Un géant mondial de l’électricité, et donc du nucléaire, qui, via barbouzes, officiers à la retraite, "hackers" et autres espions à la petite semaine, aurait fait surveiller des opposants au nucléaire ? L’affaire est si énorme que, depuis des mois en France, elle agite les milieux judiciaire, industriel et associatif. Jeudi soir, elle a rebondi, paraissant du coup toujours aussi rocambolesque mais moins totalement invraisemblable.

Le groupe EDF, en effet, a été mis en examen en tant que personne morale pour complicité et recel d’intrusion frauduleuse dans un système informatique. La société est soupçonnée d’avoir couvert, voire ordonné, des opérations de surveillance, informatique notamment, concernant Yannick Jadot, ex-dirigeant de Greenpeace récemment élu eurodéputé écologiste, ainsi qu’un responsable d’une autre ONG, Sortir du nucléaire. C’est la cinquième mise en examen dans ce dossier retentissant. Depuis le printemps sont déjà poursuivis un haut responsable de la sécurité d’EDF et son supérieur hiérarchique (tous deux officiers à la retraite) ainsi que deux agents d’une officine d’intelligence économique (dont un "hacker" spécialisé dans le piratage informatique). Cette officine avait été chargée par EDF d’une mission d’ "appui opérationnel à la veille stratégique sur les modes d’action des organisations écologistes".

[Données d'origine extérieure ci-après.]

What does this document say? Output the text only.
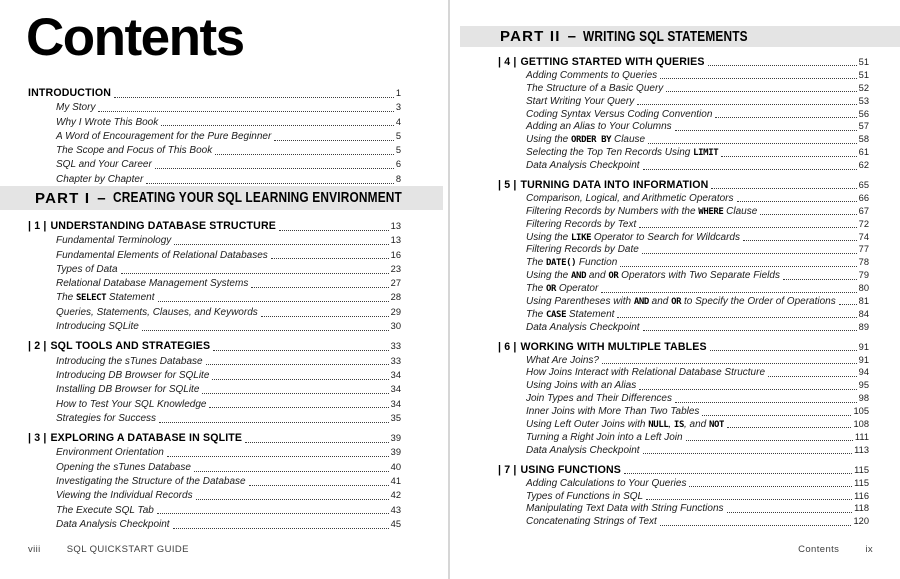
Contents
INTRODUCTION	1
My Story	3
Why I Wrote This Book	4
A Word of Encouragement for the Pure Beginner	5
The Scope and Focus of This Book	5
SQL and Your Career	6
Chapter by Chapter	8
PART I – CREATING YOUR SQL LEARNING ENVIRONMENT
| 1 | UNDERSTANDING DATABASE STRUCTURE	13
Fundamental Terminology	13
Fundamental Elements of Relational Databases	16
Types of Data	23
Relational Database Management Systems	27
The SELECT Statement	28
Queries, Statements, Clauses, and Keywords	29
Introducing SQLite	30
| 2 | SQL TOOLS AND STRATEGIES	33
Introducing the sTunes Database	33
Introducing DB Browser for SQLite	34
Installing DB Browser for SQLite	34
How to Test Your SQL Knowledge	34
Strategies for Success	35
| 3 | EXPLORING A DATABASE IN SQLITE	39
Environment Orientation	39
Opening the sTunes Database	40
Investigating the Structure of the Database	41
Viewing the Individual Records	42
The Execute SQL Tab	43
Data Analysis Checkpoint	45
viii	SQL QUICKSTART GUIDE
PART II – WRITING SQL STATEMENTS
| 4 | GETTING STARTED WITH QUERIES	51
Adding Comments to Queries	51
The Structure of a Basic Query	52
Start Writing Your Query	53
Coding Syntax Versus Coding Convention	56
Adding an Alias to Your Columns	57
Using the ORDER BY Clause	58
Selecting the Top Ten Records Using LIMIT	61
Data Analysis Checkpoint	62
| 5 | TURNING DATA INTO INFORMATION	65
Comparison, Logical, and Arithmetic Operators	66
Filtering Records by Numbers with the WHERE Clause	67
Filtering Records by Text	72
Using the LIKE Operator to Search for Wildcards	74
Filtering Records by Date	77
The DATE() Function	78
Using the AND and OR Operators with Two Separate Fields	79
The OR Operator	80
Using Parentheses with AND and OR to Specify the Order of Operations 81
The CASE Statement	84
Data Analysis Checkpoint	89
| 6 | WORKING WITH MULTIPLE TABLES	91
What Are Joins?	91
How Joins Interact with Relational Database Structure	94
Using Joins with an Alias	95
Join Types and Their Differences	98
Inner Joins with More Than Two Tables	105
Using Left Outer Joins with NULL, IS, and NOT	108
Turning a Right Join into a Left Join	111
Data Analysis Checkpoint	113
| 7 | USING FUNCTIONS	115
Adding Calculations to Your Queries	115
Types of Functions in SQL	116
Manipulating Text Data with String Functions	118
Concatenating Strings of Text	120
Contents	ix
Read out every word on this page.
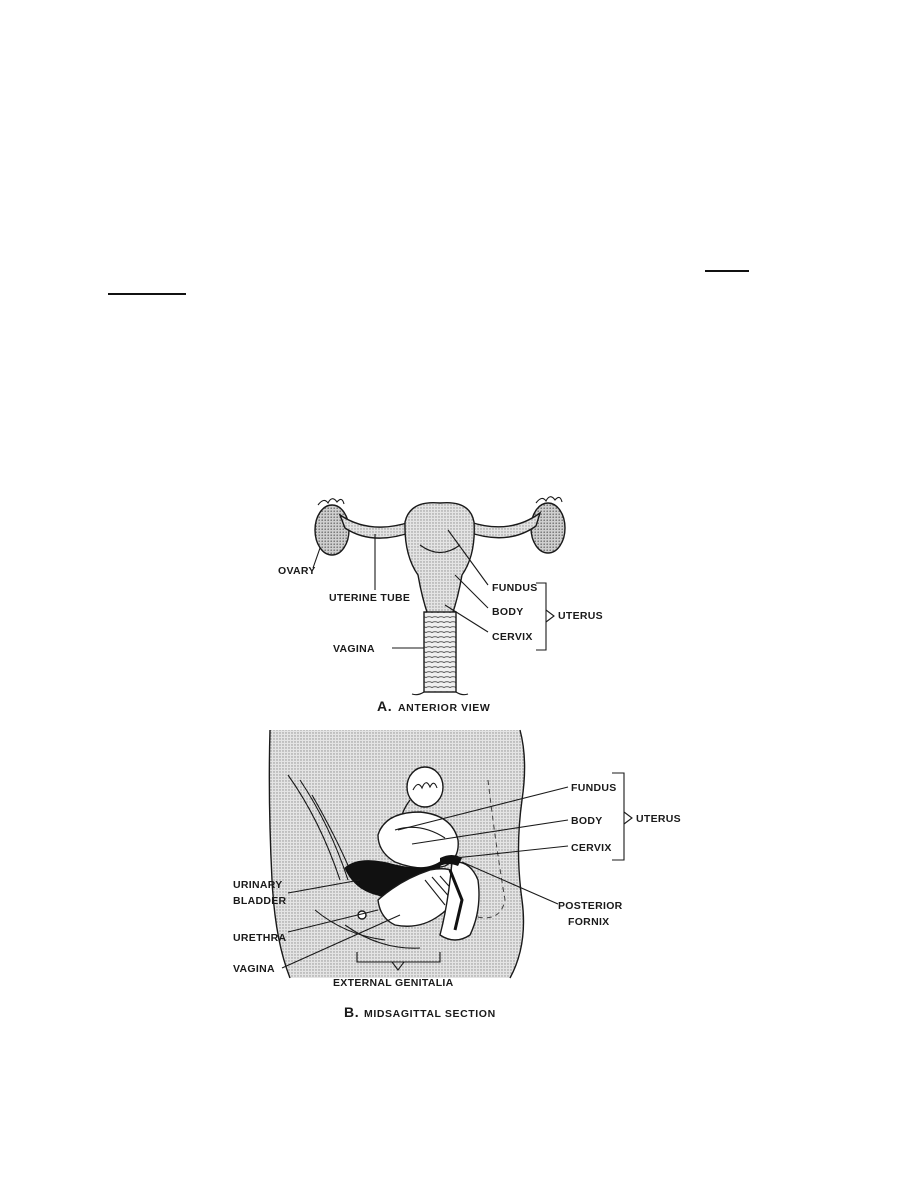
OVARY
UTERINE TUBE
FUNDUS
BODY
CERVIX
UTERUS
VAGINA
A. ANTERIOR VIEW
FUNDUS
BODY
CERVIX
UTERUS
URINARY
BLADDER
URETHRA
VAGINA
POSTERIOR
FORNIX
EXTERNAL GENITALIA
B. MIDSAGITTAL SECTION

Jeudi soir, EDF a fait savoir qu’il contestait cette décision de justice, qui, "à ce stade, ne préjuge en rien de la responsabilité de l’entreprise". Dès l’éclatement du scandale, le géant de l’électricité avait juré ne s’être livré "à aucune opération d’espionnage". Il avait assuré avoir toujours ignoré les agissements de ses deux responsables. Estimant avoir été "victime" de leurs actes, il les avait relevés de leurs fonctions.

Les deux ONG n’en croient évidemment rien. Pour Yannick Jadot, "qu’une entreprise publique fasse appel à une officine privée et à des barbouzes pour obtenir des informations sur des opposants" est "profondément choquant". Les deux ONG réclament donc la suspension du PDG d’EDF, Pierre Gadonneix. Selon Greenpeace, "ou bien il n’était pas au courant de ces pratiques, ce qui serait très inquiétant, ou bien, comme c’est le plus probable, il l’était et c’est alors tout à fait inadmissible. Dans les deux cas, on se demande ce qu’il fait à un poste d’une telle responsabilité".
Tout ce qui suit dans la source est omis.